Quel dommage que le gamin soit encore si petit! Elle se serait volontiers amusée avec lui, un certain temps. Elle aurait fini par l'épuiser, bien sûr, et très vite. Chaque fois qu'elle avait ouvert son lit à d'autres hommes que Steep, elle avait toujours été déçue. Malgré leur virilité, malgré leur ardeur, aucun d'entre eux n'avait eu l'extraordinaire endurance de Jacob. Bon Dieu, elle le regretterait! Pour elle, il avait été plus qu'un mari, plus qu'un amant ; il avait été l'aiguillon qui l'avait poussée à tous les excès, suscitant des comportements qu'elle n'aurait jamais osé se permettre, et dont elle n'aurait jamais pensé tirer tant de plaisir, avec quelque être que ce fût, homme ou bête.

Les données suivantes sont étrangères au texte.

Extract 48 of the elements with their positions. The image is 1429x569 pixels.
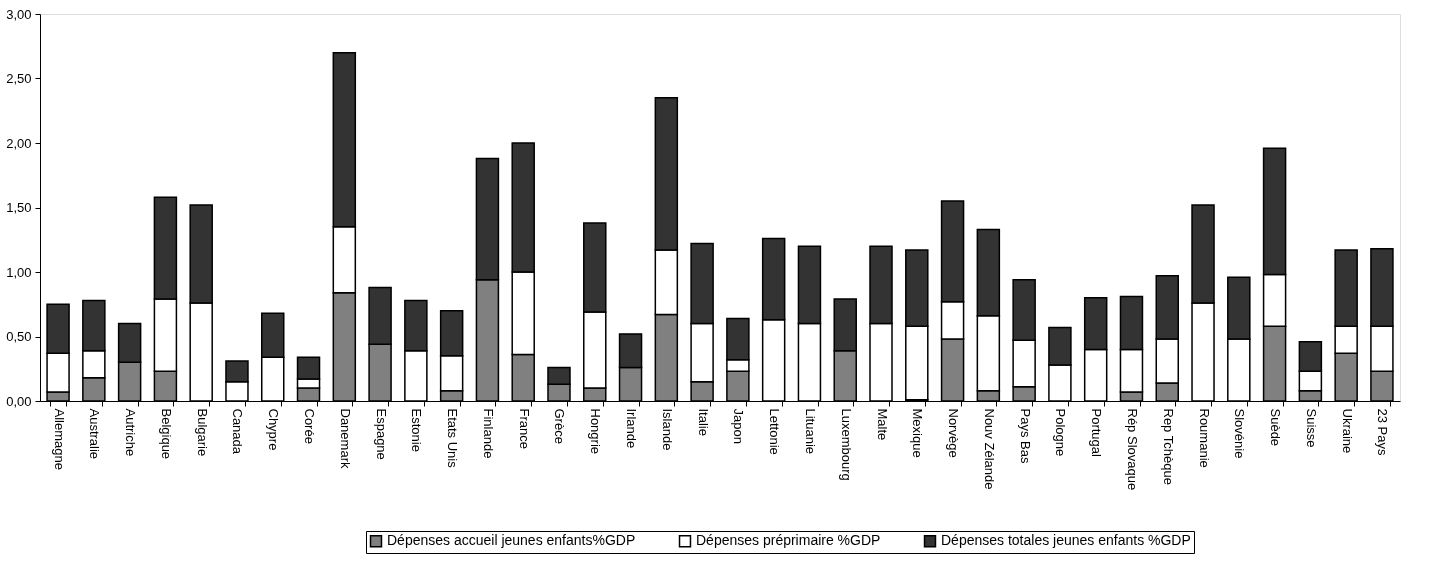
y-tick-label: 1,50 — [6, 200, 32, 215]
x-tick-label: Luxembourg — [838, 408, 854, 481]
y-tick-label: 0,00 — [6, 393, 32, 409]
x-tick-label: Mexique — [910, 408, 926, 458]
legend-label: Dépenses totales jeunes enfants %GDP — [941, 532, 1191, 549]
x-tick-label: France — [516, 408, 532, 449]
x-tick-label: Islande — [659, 408, 675, 451]
x-tick-label: Australie — [87, 408, 103, 460]
x-tick-label: Lettonie — [767, 408, 783, 455]
x-tick-label: Suède — [1268, 408, 1284, 447]
x-tick-label: Hongrie — [588, 408, 604, 455]
x-tick-label: Chypre — [266, 408, 282, 451]
x-tick-label: Grèce — [552, 408, 568, 444]
x-tick-label: Bulgarie — [194, 408, 210, 457]
x-tick-label: Rep Tchèque — [1160, 408, 1176, 485]
x-tick-label: Norvège — [946, 408, 962, 458]
x-tick-label: Belgique — [158, 408, 174, 460]
x-tick-label: Pologne — [1053, 408, 1069, 457]
x-tick-label: Irlande — [624, 408, 640, 449]
x-tick-label: Canada — [230, 408, 246, 455]
y-tick-label: 2,50 — [6, 71, 32, 86]
x-tick-label: 23 Pays — [1375, 408, 1391, 456]
y-tick-label: 0,50 — [6, 329, 32, 344]
y-tick-label: 3,00 — [6, 6, 32, 22]
x-tick-label: Rép Slovaque — [1124, 408, 1140, 491]
legend-label: Dépenses accueil jeunes enfants%GDP — [387, 532, 636, 549]
x-tick-label: Nouv Zélande — [981, 408, 997, 490]
x-tick-label: Malte — [874, 408, 890, 441]
x-tick-label: Danemark — [337, 408, 353, 469]
x-tick-label: Finlande — [480, 408, 496, 459]
x-tick-label: Italie — [695, 408, 711, 436]
x-tick-label: Suisse — [1303, 408, 1319, 448]
legend-label: Dépenses préprimaire %GDP — [696, 532, 881, 549]
x-tick-label: Autriche — [123, 408, 139, 457]
x-tick-label: Etats Unis — [445, 408, 461, 469]
x-tick-label: Espagne — [373, 408, 389, 460]
y-tick-label: 1,00 — [6, 264, 32, 280]
x-tick-label: Roumanie — [1196, 408, 1212, 468]
x-tick-label: Japon — [731, 408, 747, 444]
x-tick-label: Slovénie — [1232, 408, 1248, 459]
y-tick-label: 2,00 — [6, 135, 32, 151]
x-tick-label: Ukraine — [1339, 408, 1355, 454]
x-tick-label: Allemagne — [51, 408, 67, 470]
x-tick-label: Pays Bas — [1017, 408, 1033, 464]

Sacrements, de Clive Barker

En résumé…

Je suis assez mitigée quant à cette lecture… Même si certaines descriptions ont heurté ma sensibilité, j'ai apprécié le message écologique passé, que ce soit voulu ou non par Clive Barker. L'écriture de l'auteur était, dans ce roman-ci, égale à elle-même, dirais-je. Ni meilleurs, ni moins bonne que celle trouvée dans mes précédentes lectures. J'ai même relevé quelques jolies métaphores, ce qui ne gâche rien. Petit bémol, je me serais peut-être bien passée de certaines scènes de débauche (sexuelle et autre). Cela n'a rien à voir avec l'homosexualité de Will, car je me pose clairement en adversaire de l'homophobie, mais je suis mal à l'aise avec ce que l'alcool et les drogues peuvent avoir comme résultat. La perte de contrôle de soi qu'ils induisent m'effraie, et je n'aime guère retrouver cela, ni dans les livres, ni à la télévision. Mais cela ne tient évidemment qu'à moi…

Mis à part Will, je n'ai pas accroché avec les personnages, et surtout pas avec les deux protagonistes principaux, à savoir Jacob et Rosa. Je n'ai juste pas compris ce qu'ils étaient, et même si je l'avais compris, je crois qu'ils m'auraient tapé sur les nerfs malgré tout. Ce mysticisme propre à Jacob, et ce côté "petite fille trop gâtée" de Rosa, ce sont là des points de caractères qui tendent à m'agacer au plus haut point. Dommage, car l'histoire repose principalement sur leur deux personnages…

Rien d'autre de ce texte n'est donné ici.